Continuámos a subir. O pior é que, entretanto, já nem a sinalização dos Trilhos do Pastor encontrávamos. Estávamos oficialmente perdidos. Valeu-nos o Google Maps: identificámos o café mais próximo e ligámos para lá. O senhor que atendeu, simpático e compreensivo, disse que já no dia anterior tinha acontecido o mesmo a um grupo de peregrinos. Felizmente, conhecia a zona como a palma da sua mão e, com as explicações dele, conseguimos retomar o Caminho Poente.
A subida tornou-se de tal modo exigente que começou a assemelhar-se a escalada. Foto © Clara Raimundo/7MARGENS
Com isto, perdemos uma hora e fizemos pelo menos um par de quilómetros extra, precisamente na altura de maior calor. Estávamos aliviados por ter superado o desafio, mas extremamente cansados. Os pés diziam, ou melhor, gritavam, para pararmos. Aí estava ela, a vontade de desistir. Mas o nosso coração – aberto à revelação de um sentido maior – queria continuar: ainda não estava completamente saciada a sua sede.
Prosseguimos, fomo-nos apoiando mutuamente, conversámos sobre como peregrinar é também isto: aceitar que as dores fazem parte do caminho, tal como na vida. Por vezes, andarmos um pouco (ou totalmente) perdidos. E é também descobrir, nos momentos mais difíceis, uma força que não é nossa. E algo, ou alguém, que nos ajuda a encontrar o rumo.

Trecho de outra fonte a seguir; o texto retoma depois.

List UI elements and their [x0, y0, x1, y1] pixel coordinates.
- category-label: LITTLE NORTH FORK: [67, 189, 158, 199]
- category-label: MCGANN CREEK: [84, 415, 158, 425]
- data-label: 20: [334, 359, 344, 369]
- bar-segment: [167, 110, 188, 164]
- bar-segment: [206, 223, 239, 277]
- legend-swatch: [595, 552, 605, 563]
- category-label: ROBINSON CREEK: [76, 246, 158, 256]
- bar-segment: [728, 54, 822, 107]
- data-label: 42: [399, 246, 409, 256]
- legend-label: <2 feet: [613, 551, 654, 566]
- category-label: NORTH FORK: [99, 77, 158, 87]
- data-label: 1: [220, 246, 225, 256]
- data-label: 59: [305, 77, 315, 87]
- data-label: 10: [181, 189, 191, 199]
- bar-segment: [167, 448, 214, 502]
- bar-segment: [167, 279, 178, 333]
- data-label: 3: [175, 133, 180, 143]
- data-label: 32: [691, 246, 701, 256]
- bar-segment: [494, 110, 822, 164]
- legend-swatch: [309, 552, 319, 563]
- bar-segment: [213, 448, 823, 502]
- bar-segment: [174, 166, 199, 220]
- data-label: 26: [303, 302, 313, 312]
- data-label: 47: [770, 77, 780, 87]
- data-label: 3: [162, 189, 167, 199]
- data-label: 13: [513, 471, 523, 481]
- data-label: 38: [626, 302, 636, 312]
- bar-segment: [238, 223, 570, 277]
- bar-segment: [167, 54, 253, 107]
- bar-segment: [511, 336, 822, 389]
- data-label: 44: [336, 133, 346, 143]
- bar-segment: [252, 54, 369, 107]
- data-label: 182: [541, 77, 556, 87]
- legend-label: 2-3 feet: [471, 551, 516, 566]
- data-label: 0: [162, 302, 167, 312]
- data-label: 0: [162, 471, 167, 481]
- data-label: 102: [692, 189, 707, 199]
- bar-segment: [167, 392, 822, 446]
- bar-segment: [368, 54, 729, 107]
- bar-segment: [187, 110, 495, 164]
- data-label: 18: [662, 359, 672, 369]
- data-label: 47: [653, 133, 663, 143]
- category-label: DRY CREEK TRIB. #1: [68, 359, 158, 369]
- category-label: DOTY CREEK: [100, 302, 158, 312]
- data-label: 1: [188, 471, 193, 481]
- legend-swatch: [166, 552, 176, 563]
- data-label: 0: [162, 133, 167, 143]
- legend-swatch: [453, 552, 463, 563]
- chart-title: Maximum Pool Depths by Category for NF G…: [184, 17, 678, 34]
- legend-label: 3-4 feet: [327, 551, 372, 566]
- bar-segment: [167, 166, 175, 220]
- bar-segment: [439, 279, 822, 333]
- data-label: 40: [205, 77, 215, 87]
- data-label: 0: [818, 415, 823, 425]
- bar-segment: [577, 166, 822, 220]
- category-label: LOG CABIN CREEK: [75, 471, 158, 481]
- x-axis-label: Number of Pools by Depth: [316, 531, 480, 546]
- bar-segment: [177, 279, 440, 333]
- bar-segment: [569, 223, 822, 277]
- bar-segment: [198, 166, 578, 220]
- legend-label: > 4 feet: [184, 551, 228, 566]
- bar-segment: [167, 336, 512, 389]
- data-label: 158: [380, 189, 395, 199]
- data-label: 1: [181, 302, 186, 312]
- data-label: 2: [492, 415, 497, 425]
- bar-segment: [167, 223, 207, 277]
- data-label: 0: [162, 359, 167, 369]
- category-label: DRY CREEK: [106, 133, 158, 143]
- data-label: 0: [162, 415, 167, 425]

Peregrinar é também descobrir, nos momentos mais difíceis, uma força que não é nossa. E algo, ou alguém, que nos ajuda a encontrar o rumo. Foto © Clara Raimundo/7MARGENS
Os últimos quilómetros pareceram mais longos que todos os outros. Chegámos a Fátima já passava das cinco da tarde. E quando entrámos no Santuário, as dores, por momentos, desapareceram. O coração exultou de gratidão pela oportunidade de ter caminhado, alegrou-se na superação de ter chegado à meta, encheu-se de esperança e confiança para o regresso a casa. Numa espécie de flashback, olhei para trás e percebi que já não éramos os mesmos que se tinham posto ao caminho, apenas um dia antes, junto ao mar da Nazaré. Já sentia saudades dos momentos que tínhamos vivido – até dos mais difíceis – e encarava com um olhar renovado os desafios que tínhamos pela frente.

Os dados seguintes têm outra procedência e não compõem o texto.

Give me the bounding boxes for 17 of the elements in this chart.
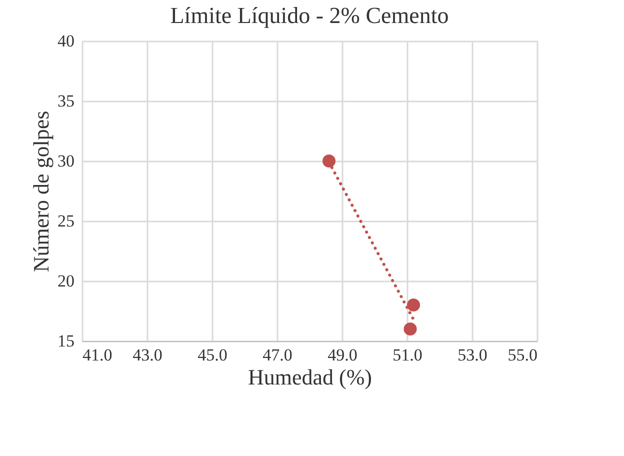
x-tick-label: 53.0 (458, 346, 488, 364)
y-tick-label: 25 (58, 212, 74, 230)
x-tick-label: 49.0 (328, 346, 358, 364)
x-tick-label: 47.0 (262, 346, 292, 364)
y-tick-label: 35 (58, 92, 74, 110)
x-tick-label: 55.0 (508, 346, 538, 364)
x-tick-label: 41.0 (82, 346, 112, 364)
x-tick-label: 51.0 (392, 346, 422, 364)
y-tick-label: 30 (58, 152, 74, 170)
x-axis-title: Humedad (%) (248, 364, 372, 390)
chart-title: Límite Líquido - 2% Cemento (170, 3, 449, 28)
y-tick-label: 15 (58, 332, 74, 350)
x-tick-label: 45.0 (198, 346, 228, 364)
y-tick-label: 40 (58, 32, 74, 50)
y-axis-title: Número de golpes (28, 110, 54, 272)
y-tick-label: 20 (58, 272, 74, 290)
x-tick-label: 43.0 (132, 346, 162, 364)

As dores regressaram – estiveram sempre lá – e duraram mais de uma semana, mas senti-las passou a ser uma experiência agridoce: no desconforto que geravam, traziam-me à memória aquele caminho tão belo.
E agora?
Agora, depois de ter rezado com os pés – a minha forma preferida de oração –, rezo a cantar, como sugeria Santo Agostinho.
Escolho a oração de Santo Inácio:
Tomai, Senhor, e recebei
toda a minha liberdade,
a minha memória e o meu entendimento,
toda a minha vontade,
e tudo o que eu possuo;
Vós mo destes;
a Vós, o restituo.
Tudo é vosso,
disponde.
Pela Vossa bondade.
Dai-me apenas Senhor.
O Vosso Amor e Graça,
que isso me basta.
Texto redigido por Clara Raimundo/jornal 7Margens, ao abrigo da parceria com a Fátima Missionária.